A new Sustainability Coalition, composed of charitable organisations including Count Us In, United Nations Development Programme (UNDP), Rare and Futerra Solutions Union, has also been created.
Both groups will work together to co-create digital solutions for social media content creators, nonprofits and brands to make accurate and effective sustainability content.
This includes publishing a framework and guideline to ensure the solutions are in line with the latest climate science.
“There has never been a more critical moment in history to be part of a coalition that puts creators at the heart of advancing new solutions,” said Eric Levine, co-founder, Count Us In, a group of organisations taking high impact steps to address climate change.
“Using credible, science-based guidelines and behaviour change theory, we have the potential to influence billions of people through the collective reach of the creator economy.”
Unilever's study, which polled the views of 232 content creators across YouTube, TikTok and Instagram, revealed that almost two thirds (63%) are creating more sustainability content compared with last year.
However, while a majority of content creators are eager to make a positive impact on the environment through their content, 38% are concerned with unintentionally promoting greenwashing claims.
Influencers also find it difficult to transition from the main focus of their content to sustainability, and also do not feel educated enough on the key sustainability issues.
“As a digital content creator, I feel a responsibility to inspire my audience with solutions that are better for our environmental and planetary health,” added Steinacker.

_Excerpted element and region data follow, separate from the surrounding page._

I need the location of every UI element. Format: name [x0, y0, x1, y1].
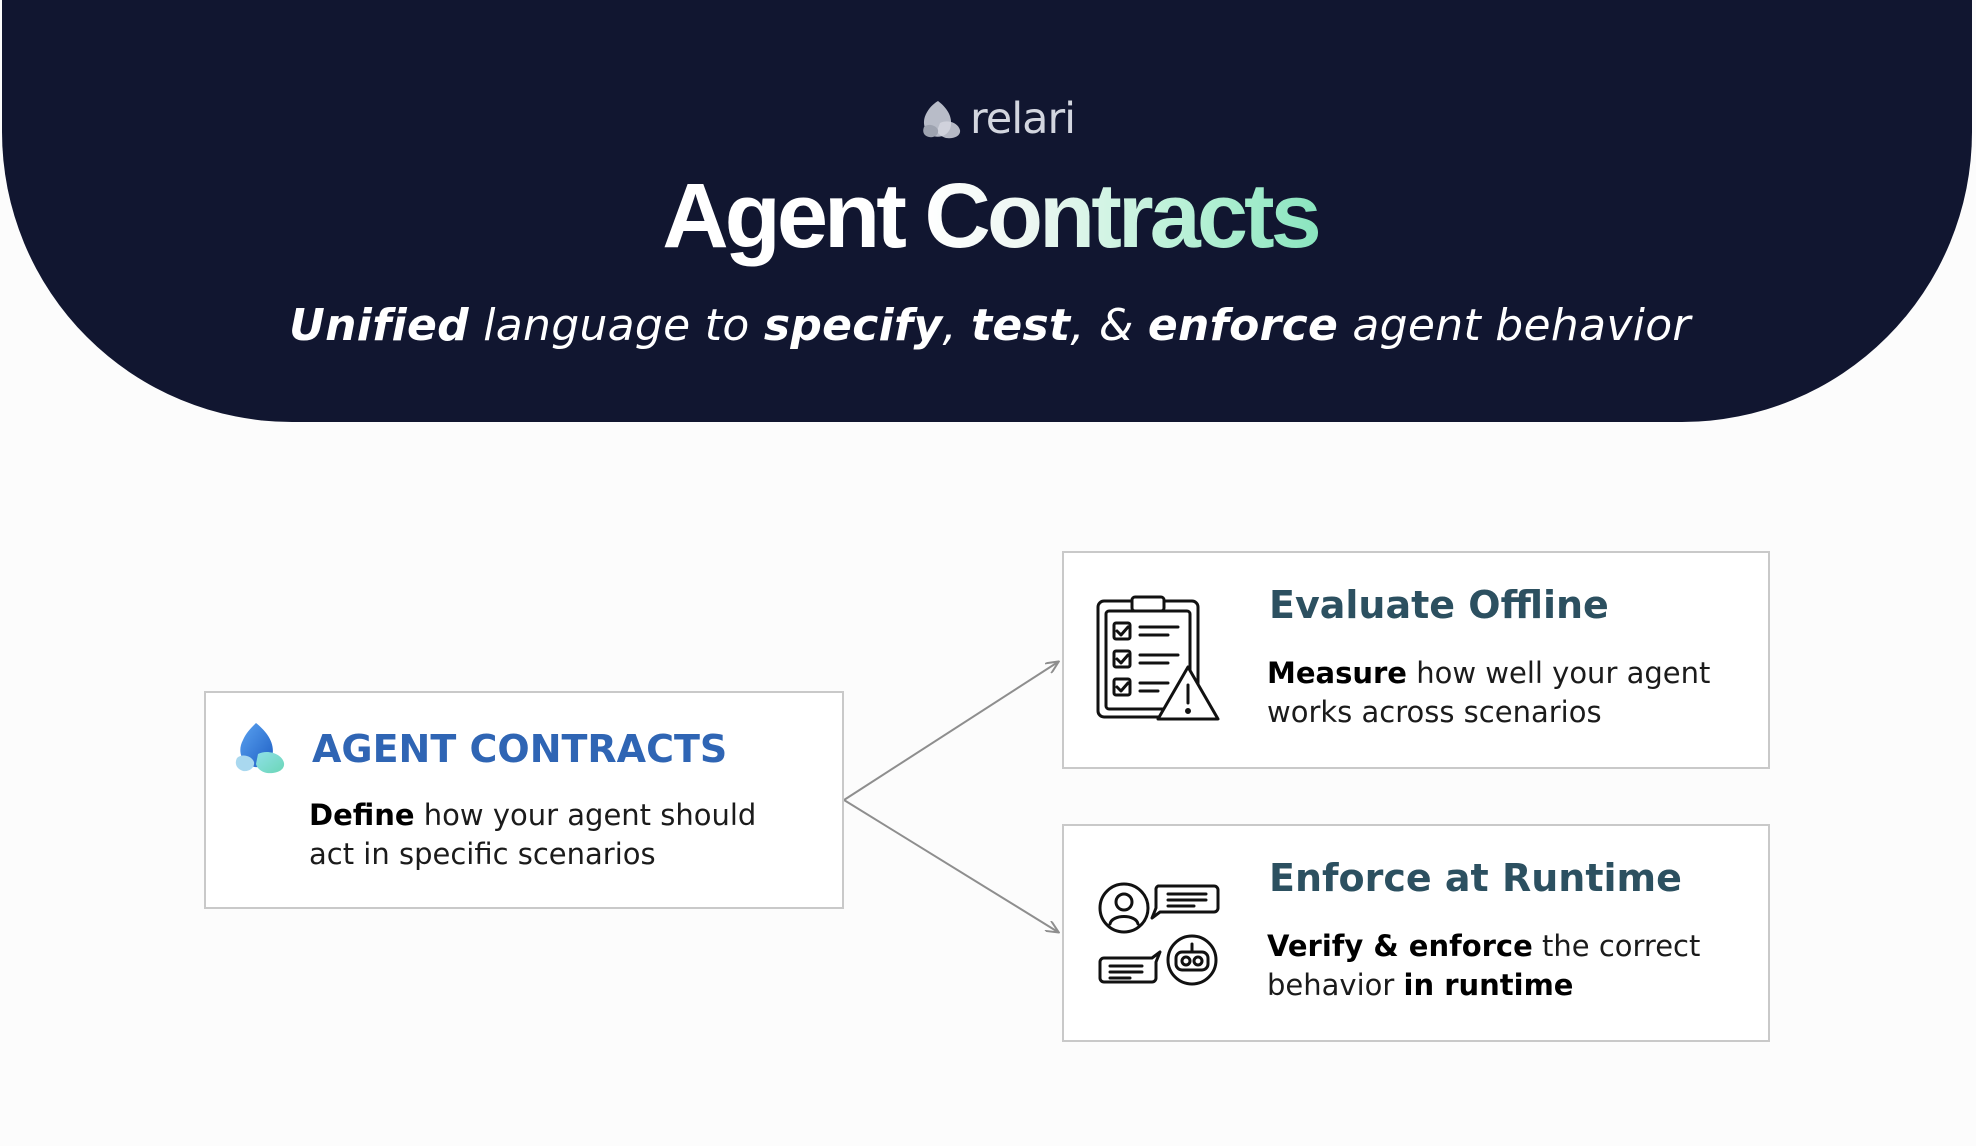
desc-bold-runtime: in runtime — [1403, 968, 1574, 1002]
checklist-warning-icon — [1096, 595, 1220, 721]
tagline-text: , — [942, 300, 972, 351]
agent-contracts-card: AGENT CONTRACTS Define how your agent sh… — [204, 691, 844, 909]
tagline: Unified language to specify, test, & enf… — [2, 300, 1976, 353]
title-word-contracts: Contracts — [924, 165, 1321, 267]
tagline-unified: Unified — [289, 300, 469, 351]
card-desc-evaluate: Measure how well your agent works across… — [1267, 654, 1747, 732]
hero-banner: relari Agent Contracts Unified language … — [2, 0, 1972, 422]
enforce-runtime-card: Enforce at Runtime Verify & enforce the … — [1062, 824, 1770, 1042]
card-title-agent-contracts: AGENT CONTRACTS — [312, 727, 728, 771]
page-title: Agent Contracts — [2, 165, 1976, 267]
relari-logo-icon — [923, 101, 961, 139]
tagline-test: test — [971, 300, 1071, 351]
title-word-agent: Agent — [662, 165, 907, 267]
tagline-specify: specify — [763, 300, 943, 351]
card-title-evaluate: Evaluate Offline — [1269, 583, 1609, 627]
tagline-enforce: enforce — [1147, 300, 1339, 351]
brand-logo: relari — [918, 93, 1076, 144]
tagline-text: , & — [1070, 300, 1148, 351]
tagline-text: language to — [468, 300, 764, 351]
arrow-to-enforce — [843, 799, 1058, 932]
brand-name: relari — [970, 93, 1076, 144]
desc-bold-define: Define — [309, 798, 415, 832]
arrow-to-evaluate — [843, 662, 1058, 801]
desc-bold-measure: Measure — [1267, 656, 1407, 690]
tagline-text: agent behavior — [1338, 300, 1691, 351]
evaluate-offline-card: Evaluate Offline Measure how well your a… — [1062, 551, 1770, 769]
card-desc-enforce: Verify & enforce the correct behavior in… — [1267, 927, 1747, 1005]
card-desc-define: Define how your agent should act in spec… — [309, 796, 809, 874]
relari-logo-icon — [235, 723, 285, 774]
card-title-enforce: Enforce at Runtime — [1269, 856, 1682, 900]
user-bot-chat-icon — [1098, 882, 1220, 986]
desc-bold-verify: Verify & enforce — [1267, 929, 1533, 963]
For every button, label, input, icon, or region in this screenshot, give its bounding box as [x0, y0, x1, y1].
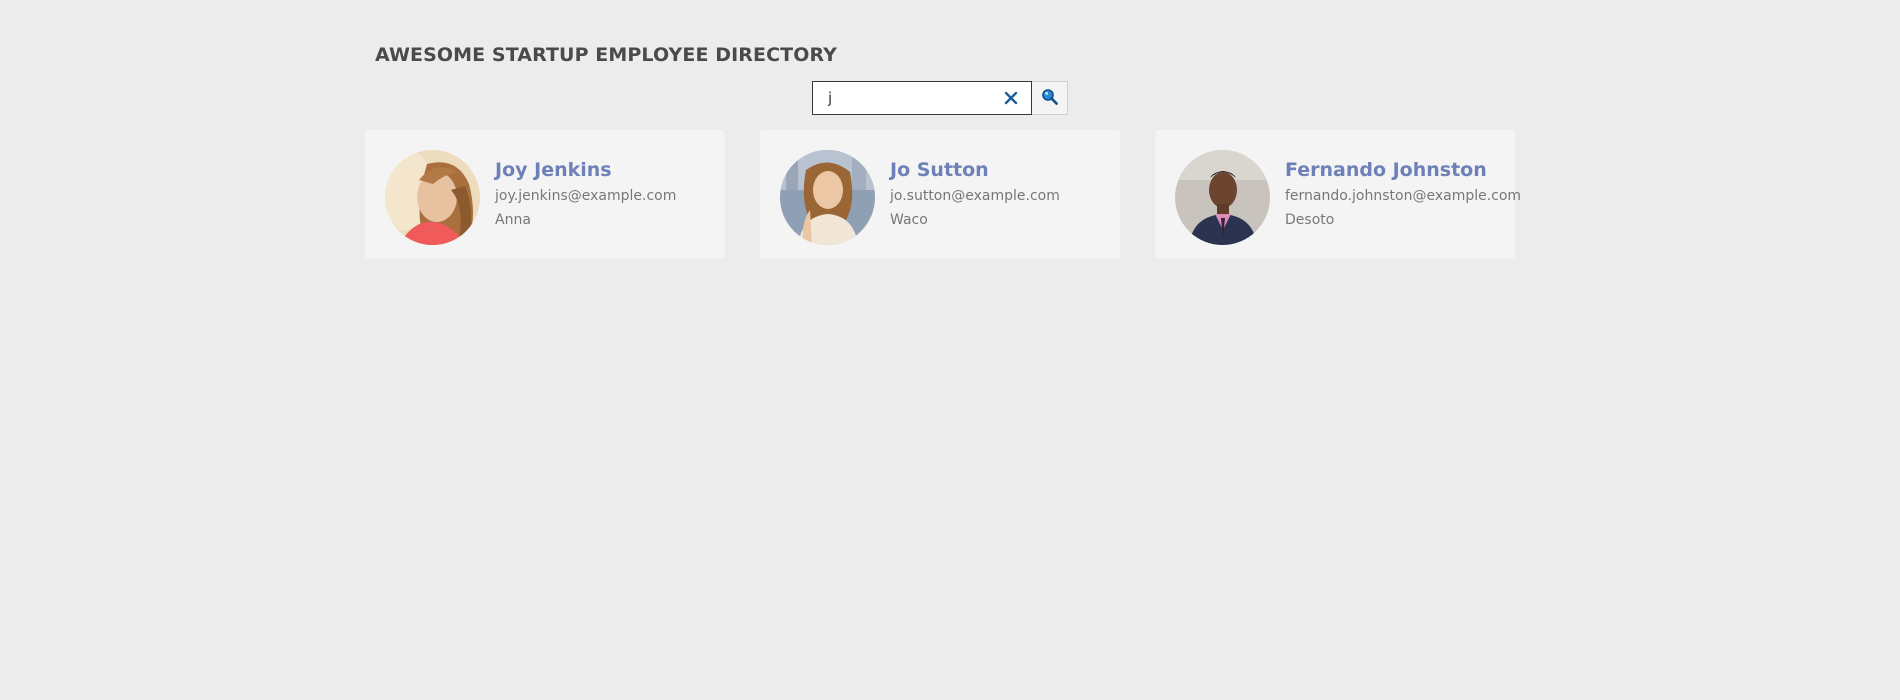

“It is crucial that brands and creators unite in this mission, dissecting science-backed information into creative storytelling that resonates with the public and influences change on a global scale.”
The study also found that over 9 in 10 (91%) would find more access to content or resources on sustainable living helpful.
They would also like to see more guidance on dealing with audience comments, as well as access to training on making trustworthy statements about the environment.
“We know that sustainability content on social media has the potential to drive more sustainable behaviours, with over three quarters of consumers claiming influencers have the biggest impact on their green choices today,” said Rebecca Marmot, Unilever’s Chief Sustainability Officer.
“Climate Week NYC 2023 is the perfect opportunity to collaborate with others and empower influencers to communicate on the key issues with credibility.”